Measuring Your Hydroponic Lighting
The quick and easy answer is to use a PAR sensitive light meter. The problem with this is that the cheapest meter will cost around $200 and they can easily reach $400. This is just too expensive for many hobbyist hydroponic growers so many of us will be left to using estimating.
How Much Energy Becomes Light?
The lumens and lux often provided on the packaging of many lights bulbs is pretty much useless when comparing hydroponic lights. The Wattage rating alone is also pretty useless however; if you are able to combine the wattage with the bulb efficiency you will have the first useful number. This would be the amount of light actually produced. The rest is waste given off in the form of heat.
Comparison of Bulb Types
As an example an incandescent bulb is somewhere around 7% so a 100-watt light bulb is only going to provide around 7 watts of light. High Pressure Sodium (HPS) and Metal Halide (MH) bulbs, the most common hydroponic lights, can approach 40% efficiency. This means a 100-watt HPS bulb will provide around 40 watts. That’s nearly 6 times the light of your incandescent bulb even though both examples will use the same amount of electricity.

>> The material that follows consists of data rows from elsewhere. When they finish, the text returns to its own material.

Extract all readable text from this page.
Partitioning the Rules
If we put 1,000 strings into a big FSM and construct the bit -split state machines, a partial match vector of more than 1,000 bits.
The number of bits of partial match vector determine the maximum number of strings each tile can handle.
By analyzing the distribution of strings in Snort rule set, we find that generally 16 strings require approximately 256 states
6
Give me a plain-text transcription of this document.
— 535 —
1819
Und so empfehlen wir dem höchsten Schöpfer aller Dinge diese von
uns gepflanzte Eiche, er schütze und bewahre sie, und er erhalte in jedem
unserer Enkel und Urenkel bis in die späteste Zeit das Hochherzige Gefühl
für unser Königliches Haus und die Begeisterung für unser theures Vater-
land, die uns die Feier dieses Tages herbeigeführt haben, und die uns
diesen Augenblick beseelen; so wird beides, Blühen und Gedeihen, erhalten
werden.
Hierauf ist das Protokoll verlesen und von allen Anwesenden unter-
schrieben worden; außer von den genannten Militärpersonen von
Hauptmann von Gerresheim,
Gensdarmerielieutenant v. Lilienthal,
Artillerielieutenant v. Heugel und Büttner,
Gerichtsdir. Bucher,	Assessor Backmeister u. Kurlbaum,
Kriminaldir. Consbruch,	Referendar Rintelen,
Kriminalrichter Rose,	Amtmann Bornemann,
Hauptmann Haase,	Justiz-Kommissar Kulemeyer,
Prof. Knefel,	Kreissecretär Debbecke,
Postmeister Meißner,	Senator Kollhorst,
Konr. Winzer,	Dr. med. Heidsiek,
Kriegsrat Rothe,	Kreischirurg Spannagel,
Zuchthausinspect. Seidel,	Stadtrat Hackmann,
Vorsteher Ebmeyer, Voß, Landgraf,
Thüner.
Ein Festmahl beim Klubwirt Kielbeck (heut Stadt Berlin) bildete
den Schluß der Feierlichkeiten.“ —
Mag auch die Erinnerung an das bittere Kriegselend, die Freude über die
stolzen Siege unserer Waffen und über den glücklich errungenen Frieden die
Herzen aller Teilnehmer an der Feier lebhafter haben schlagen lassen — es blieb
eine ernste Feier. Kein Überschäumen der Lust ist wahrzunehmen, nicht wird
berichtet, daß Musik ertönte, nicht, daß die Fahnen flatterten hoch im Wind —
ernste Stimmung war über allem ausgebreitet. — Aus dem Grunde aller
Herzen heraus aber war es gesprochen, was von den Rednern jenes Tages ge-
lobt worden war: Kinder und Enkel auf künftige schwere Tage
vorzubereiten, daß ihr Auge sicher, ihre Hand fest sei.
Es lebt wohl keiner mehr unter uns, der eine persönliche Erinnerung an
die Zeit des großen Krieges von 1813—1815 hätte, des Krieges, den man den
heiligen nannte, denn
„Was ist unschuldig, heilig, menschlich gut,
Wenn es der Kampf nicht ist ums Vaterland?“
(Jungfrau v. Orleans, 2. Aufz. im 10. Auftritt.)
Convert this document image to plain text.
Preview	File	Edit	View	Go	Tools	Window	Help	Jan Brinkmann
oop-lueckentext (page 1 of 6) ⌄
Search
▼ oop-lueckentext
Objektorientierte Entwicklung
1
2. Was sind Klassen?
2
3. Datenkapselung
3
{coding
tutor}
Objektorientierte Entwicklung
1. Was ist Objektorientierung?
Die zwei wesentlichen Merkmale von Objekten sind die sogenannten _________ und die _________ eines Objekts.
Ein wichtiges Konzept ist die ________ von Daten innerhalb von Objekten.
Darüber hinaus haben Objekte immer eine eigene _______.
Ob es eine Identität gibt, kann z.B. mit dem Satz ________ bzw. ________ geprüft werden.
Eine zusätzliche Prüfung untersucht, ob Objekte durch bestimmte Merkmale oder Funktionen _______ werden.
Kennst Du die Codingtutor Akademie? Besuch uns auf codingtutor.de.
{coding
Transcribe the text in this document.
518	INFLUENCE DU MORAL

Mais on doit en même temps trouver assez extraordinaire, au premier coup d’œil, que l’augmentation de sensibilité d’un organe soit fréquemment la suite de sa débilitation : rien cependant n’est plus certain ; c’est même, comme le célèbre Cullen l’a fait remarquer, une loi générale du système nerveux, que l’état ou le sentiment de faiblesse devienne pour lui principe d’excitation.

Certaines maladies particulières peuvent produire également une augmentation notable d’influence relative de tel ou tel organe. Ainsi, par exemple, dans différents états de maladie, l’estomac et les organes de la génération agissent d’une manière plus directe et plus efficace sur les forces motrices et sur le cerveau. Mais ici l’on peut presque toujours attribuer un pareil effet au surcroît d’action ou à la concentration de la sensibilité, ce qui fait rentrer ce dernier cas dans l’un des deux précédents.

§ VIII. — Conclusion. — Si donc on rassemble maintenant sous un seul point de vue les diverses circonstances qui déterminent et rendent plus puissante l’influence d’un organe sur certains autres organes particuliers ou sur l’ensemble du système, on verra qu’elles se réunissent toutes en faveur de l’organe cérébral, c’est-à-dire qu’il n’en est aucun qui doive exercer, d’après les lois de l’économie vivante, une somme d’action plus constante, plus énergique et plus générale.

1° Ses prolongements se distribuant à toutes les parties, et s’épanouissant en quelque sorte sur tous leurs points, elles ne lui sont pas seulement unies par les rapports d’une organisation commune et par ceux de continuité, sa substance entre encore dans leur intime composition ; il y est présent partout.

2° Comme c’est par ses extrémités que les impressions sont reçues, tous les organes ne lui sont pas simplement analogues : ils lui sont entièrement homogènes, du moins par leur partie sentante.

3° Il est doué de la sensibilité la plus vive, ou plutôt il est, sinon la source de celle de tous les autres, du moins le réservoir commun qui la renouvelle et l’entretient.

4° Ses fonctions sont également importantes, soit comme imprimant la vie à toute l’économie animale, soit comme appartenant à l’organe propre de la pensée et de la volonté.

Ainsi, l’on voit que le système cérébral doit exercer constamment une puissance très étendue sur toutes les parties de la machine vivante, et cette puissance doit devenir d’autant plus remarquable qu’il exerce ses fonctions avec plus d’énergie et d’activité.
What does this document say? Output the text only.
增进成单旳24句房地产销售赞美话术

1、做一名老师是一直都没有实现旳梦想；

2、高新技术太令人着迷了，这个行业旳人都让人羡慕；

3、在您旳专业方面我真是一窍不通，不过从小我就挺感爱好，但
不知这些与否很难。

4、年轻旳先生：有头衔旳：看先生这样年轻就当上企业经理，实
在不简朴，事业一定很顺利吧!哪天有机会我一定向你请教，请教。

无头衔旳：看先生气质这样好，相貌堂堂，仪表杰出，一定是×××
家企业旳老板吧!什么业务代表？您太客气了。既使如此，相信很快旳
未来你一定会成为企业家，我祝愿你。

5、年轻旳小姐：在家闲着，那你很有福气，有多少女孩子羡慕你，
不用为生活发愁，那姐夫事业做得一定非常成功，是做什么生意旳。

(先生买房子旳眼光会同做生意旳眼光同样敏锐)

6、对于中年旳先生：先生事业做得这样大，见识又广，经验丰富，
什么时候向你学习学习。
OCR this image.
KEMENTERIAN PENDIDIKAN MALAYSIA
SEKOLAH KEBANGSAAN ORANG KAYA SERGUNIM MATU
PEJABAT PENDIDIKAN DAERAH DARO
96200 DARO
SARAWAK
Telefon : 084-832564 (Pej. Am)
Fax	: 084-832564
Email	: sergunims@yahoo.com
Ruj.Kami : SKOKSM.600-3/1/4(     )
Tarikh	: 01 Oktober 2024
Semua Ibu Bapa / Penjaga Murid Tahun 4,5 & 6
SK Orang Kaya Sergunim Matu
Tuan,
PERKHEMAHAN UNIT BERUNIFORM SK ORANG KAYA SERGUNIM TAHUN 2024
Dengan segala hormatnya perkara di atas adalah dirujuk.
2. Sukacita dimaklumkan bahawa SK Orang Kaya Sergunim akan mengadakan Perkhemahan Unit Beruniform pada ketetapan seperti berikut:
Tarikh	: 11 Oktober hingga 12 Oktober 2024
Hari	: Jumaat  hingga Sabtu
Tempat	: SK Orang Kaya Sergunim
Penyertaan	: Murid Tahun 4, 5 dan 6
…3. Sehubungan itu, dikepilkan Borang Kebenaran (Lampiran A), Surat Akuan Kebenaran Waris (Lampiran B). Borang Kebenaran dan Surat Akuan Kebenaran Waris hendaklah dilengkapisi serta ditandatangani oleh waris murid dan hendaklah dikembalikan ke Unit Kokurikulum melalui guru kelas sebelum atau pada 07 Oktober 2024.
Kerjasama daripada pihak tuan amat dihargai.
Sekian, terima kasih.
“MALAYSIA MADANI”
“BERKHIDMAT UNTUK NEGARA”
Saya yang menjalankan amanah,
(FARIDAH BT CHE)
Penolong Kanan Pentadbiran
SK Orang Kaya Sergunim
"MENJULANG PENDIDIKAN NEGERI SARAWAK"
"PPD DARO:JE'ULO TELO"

What Spectrum or Color Is Produce?
The second piece of information is what spectrum the light is. If you took a 100-watt incandescent bulb and a 100-watt HPS bulb most likely the incandescent bulb would appear brighter. This is because much of the light from the incandescent is from the yellow and green spectrum where human eyes are sensitive.
Many of the bulb manufactures will provide you with an efficiency rating and graph or spectral analysis of their plant grow lights. Looking at the graph you should be able to see what wavelengths the bulb produces the most light in.